Urbanising India: A Closer Look
by -India will be one of the last major countries in the world to experience the urbanisation of its population. In 2010, 31 percent of India’s people lived in its cities. By 2030, this is expected to rise to 40 percent. This means that an additional 220 million people move to cities across the country.
Which cities will these people go to? Is it possible to create jobs for these people? Will they have a good quality of life?
An enormous challenge
Approximately 100 million people will go to or be born in the top 10 cities; and the next 100 million people will go to or be born in next 80 cities with populations of over one million . A McKinsey study quotes “If India optimises the productivity of its cities and maximizes their GDP, the economy could add more than 170 million urban workers to its labour force by 2025.”
Urbanisation will bring wealth and also challenge equity. The number of urban households with true discretionary spending power are estimated to increase sevenfold, to 89 million households, in 2025. Will this additional wealth mean a better quality of life? This wealth will surely increase the competition for constrained resources such as public finance, water, road space, and others.
The newly elected BJP government is committed to addressing these urban challenges. It announced the 100 Smart Cities programme when it came to power thereby setting the stage for one of the biggest urban renewal programmes. Just recently, a top government panel has approved Rs. 2.73 Lakh Crores (US$ 2,730 billion) to develop 100 smart cities and upgrade basic civic infrastructure in another 500 cities over the next ten years .
Cities and urbanisation clearly have the potential to be an environmentally sustainable way to work and live. Life in compact settlements requires less transport, less energy for cooling and heating, and directly occupies (and therefore, alters) less terrain than more spatially dispersed settlements.
What are Smart Cities?
There is no single, correct definition of Smart Cities. The idea behind creating them is to enhance human economic and social well-being, and to reduce costs and resource consumption. Collectively, the city has to work for all its citizens. A city has to be a place where its citizens can live, work, and thrive.
The discourse on Smart Cities includes a wide variety of topics, including governance, technology, citizen participation, transport, energy, health and pollution, water, and waste.
Land
Today India’s top 10 cities occupy 0.1% of the total land area, and its top 100 cities occupy 0.26% of the land. This land area will need to expand as more people come to live in cities, and it will be important to ensure expansion has certain efficiency. Land management will be a critical element of the smart cities programme.
Mobility
Indian cities in the last two decades have made large investments in building wider roads, flyover and elevated roads. This has only led to an increase in cars and associated negative results like air pollution and road traffic fatalities.
Global evidence shows new trends are emerging that are transforming the mobility paradigm from “moving cars” to “moving people”. Emerging global trends include bus rapid transit, unified cashless transactions across modes, taxi aggregators, bicycle sharing, car-license auction policies and others.
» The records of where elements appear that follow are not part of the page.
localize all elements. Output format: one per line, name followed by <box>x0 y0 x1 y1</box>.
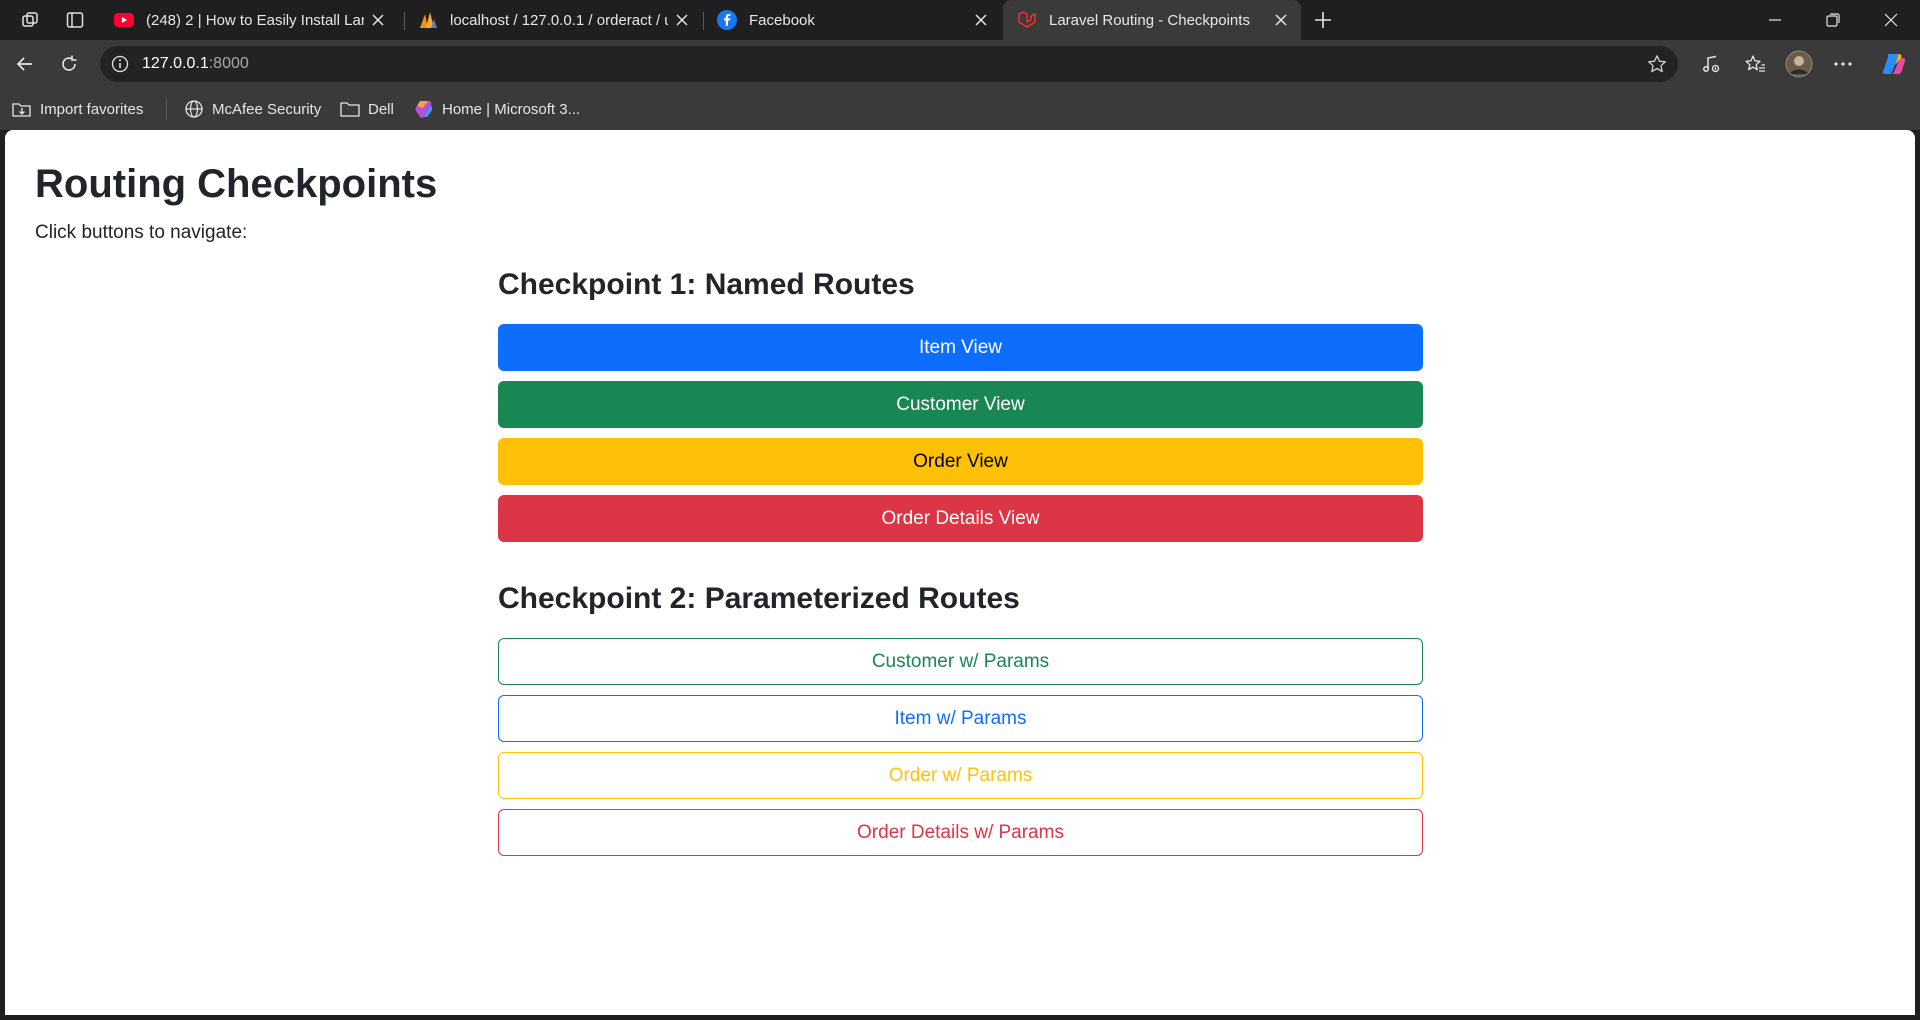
tab-phpmyadmin[interactable]: localhost / 127.0.0.1 / orderact / u <box>404 0 702 40</box>
close-tab-icon[interactable] <box>668 6 696 34</box>
favorite-label: Dell <box>368 100 394 118</box>
favorite-label: Import favorites <box>40 100 144 118</box>
more-options-icon[interactable] <box>1826 48 1860 80</box>
folder-icon <box>340 99 360 119</box>
item-view-button[interactable]: Item View <box>498 324 1423 371</box>
checkpoint1-heading: Checkpoint 1: Named Routes <box>498 268 915 301</box>
media-control-icon[interactable] <box>1694 48 1728 80</box>
url-text[interactable]: 127.0.0.1:8000 <box>142 55 249 73</box>
favorite-label: Home | Microsoft 3... <box>442 100 581 118</box>
refresh-icon[interactable] <box>52 48 86 80</box>
close-tab-icon[interactable] <box>364 6 392 34</box>
favorite-microsoft365[interactable]: Home | Microsoft 3... <box>414 98 580 120</box>
site-info-icon[interactable] <box>110 54 130 74</box>
tab-title: localhost / 127.0.0.1 / orderact / u <box>450 11 668 29</box>
page-viewport: Routing Checkpoints Click buttons to nav… <box>5 130 1915 1015</box>
facebook-icon <box>717 10 737 30</box>
new-tab-icon[interactable] <box>1308 6 1338 34</box>
tab-title: (248) 2 | How to Easily Install Lara <box>146 11 364 29</box>
youtube-icon <box>114 10 134 30</box>
page-title: Routing Checkpoints <box>35 162 438 206</box>
checkpoint2-heading: Checkpoint 2: Parameterized Routes <box>498 582 1020 615</box>
favorite-mcafee[interactable]: McAfee Security <box>184 98 321 120</box>
favorite-label: McAfee Security <box>212 100 322 118</box>
tab-title: Laravel Routing - Checkpoints <box>1049 11 1250 29</box>
import-favorites-icon <box>12 99 32 119</box>
tab-title: Facebook <box>749 11 815 29</box>
favorites-icon[interactable] <box>1738 48 1772 80</box>
browser-toolbar: 127.0.0.1:8000 <box>0 40 1920 88</box>
vertical-tabs-icon[interactable] <box>60 6 90 34</box>
restore-icon[interactable] <box>1804 0 1862 40</box>
avatar[interactable] <box>1782 48 1816 80</box>
customer-params-button[interactable]: Customer w/ Params <box>498 638 1423 685</box>
phpmyadmin-icon <box>418 10 438 30</box>
tab-strip: (248) 2 | How to Easily Install Lara loc… <box>0 0 1920 40</box>
laravel-icon <box>1017 10 1037 30</box>
order-details-params-button[interactable]: Order Details w/ Params <box>498 809 1423 856</box>
tab-youtube[interactable]: (248) 2 | How to Easily Install Lara <box>100 0 398 40</box>
item-params-button[interactable]: Item w/ Params <box>498 695 1423 742</box>
order-view-button[interactable]: Order View <box>498 438 1423 485</box>
favorite-import[interactable]: Import favorites <box>12 98 143 120</box>
minimize-icon[interactable] <box>1746 0 1804 40</box>
back-arrow-icon[interactable] <box>8 48 42 80</box>
favorites-divider <box>166 98 167 120</box>
page-subtitle: Click buttons to navigate: <box>35 222 248 243</box>
favorites-bar: Import favorites McAfee Security Dell Ho… <box>0 88 1920 130</box>
close-tab-icon[interactable] <box>967 6 995 34</box>
checkpoint2-section: Checkpoint 2: Parameterized Routes Custo… <box>498 582 1423 856</box>
favorite-star-icon[interactable] <box>1646 53 1668 75</box>
copilot-icon[interactable] <box>1876 48 1910 80</box>
close-tab-icon[interactable] <box>1267 6 1295 34</box>
favorite-dell[interactable]: Dell <box>340 98 394 120</box>
tab-facebook[interactable]: Facebook <box>703 0 1001 40</box>
url-host: 127.0.0.1 <box>142 55 209 72</box>
checkpoint1-section: Checkpoint 1: Named Routes Item View Cus… <box>498 268 1423 542</box>
order-params-button[interactable]: Order w/ Params <box>498 752 1423 799</box>
workspaces-icon[interactable] <box>16 6 46 34</box>
url-port: :8000 <box>208 55 249 72</box>
microsoft365-icon <box>414 99 434 119</box>
globe-icon <box>184 99 204 119</box>
address-bar[interactable]: 127.0.0.1:8000 <box>100 46 1678 82</box>
close-window-icon[interactable] <box>1862 0 1920 40</box>
tab-laravel-routing[interactable]: Laravel Routing - Checkpoints <box>1003 0 1301 40</box>
order-details-view-button[interactable]: Order Details View <box>498 495 1423 542</box>
customer-view-button[interactable]: Customer View <box>498 381 1423 428</box>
Cities need to understand how to adopt the new paradigm, implement new trends, and ensure all initiatives are complimentary and not competing.
Finance (and measurement)
Governments, businesses, and investment funds are all beginning to understand the cost implications of climate change impacts such water scarcity, extreme weather events, temperature rise and want to invest in sustainable infrastructure.
Measuring environmental and social impact is critical to ensure that additional capital (in most cases) costs ensure reduction in environmental and social impact. Measurement methodologies will be key for cities to raise capital from private sector, launching fiscal instruments like bonds or accessing funds from the green climate fund.
Public Spaces
Public spaces are where everybody in the city can meet as equals. Cities need safe, clean public spaces. Streets are the largest public space in city and fostering vibrant streets can prioritize human interaction and create great public places where people can rest, relax and play.
Streets where one can walk or bicycle freely created sustainable and healthy lifestyles for everyone regardless of age, gender, ability, ethnicity or economic background. The Raahgiri Day open streets movement is a great start in this direction.
Technology for Disruptive Change
Efficiency through technology is clearly useful. And many truly transformative services can be “disruptive”, and create entirely new value propositions that may turn our ideas of ownership, participation, measures and experience on their head. So why not go back to starting with a problem that is pressing and needs new technologies and disruptive ideas for solutions?
A Smart City may not have single definition but it will require a willingness to sacrifice old ways and single-minded pursuits. Decisions will need to be built on strategic and evidence-based foundations, transforming cites to become places we would all like to come home to.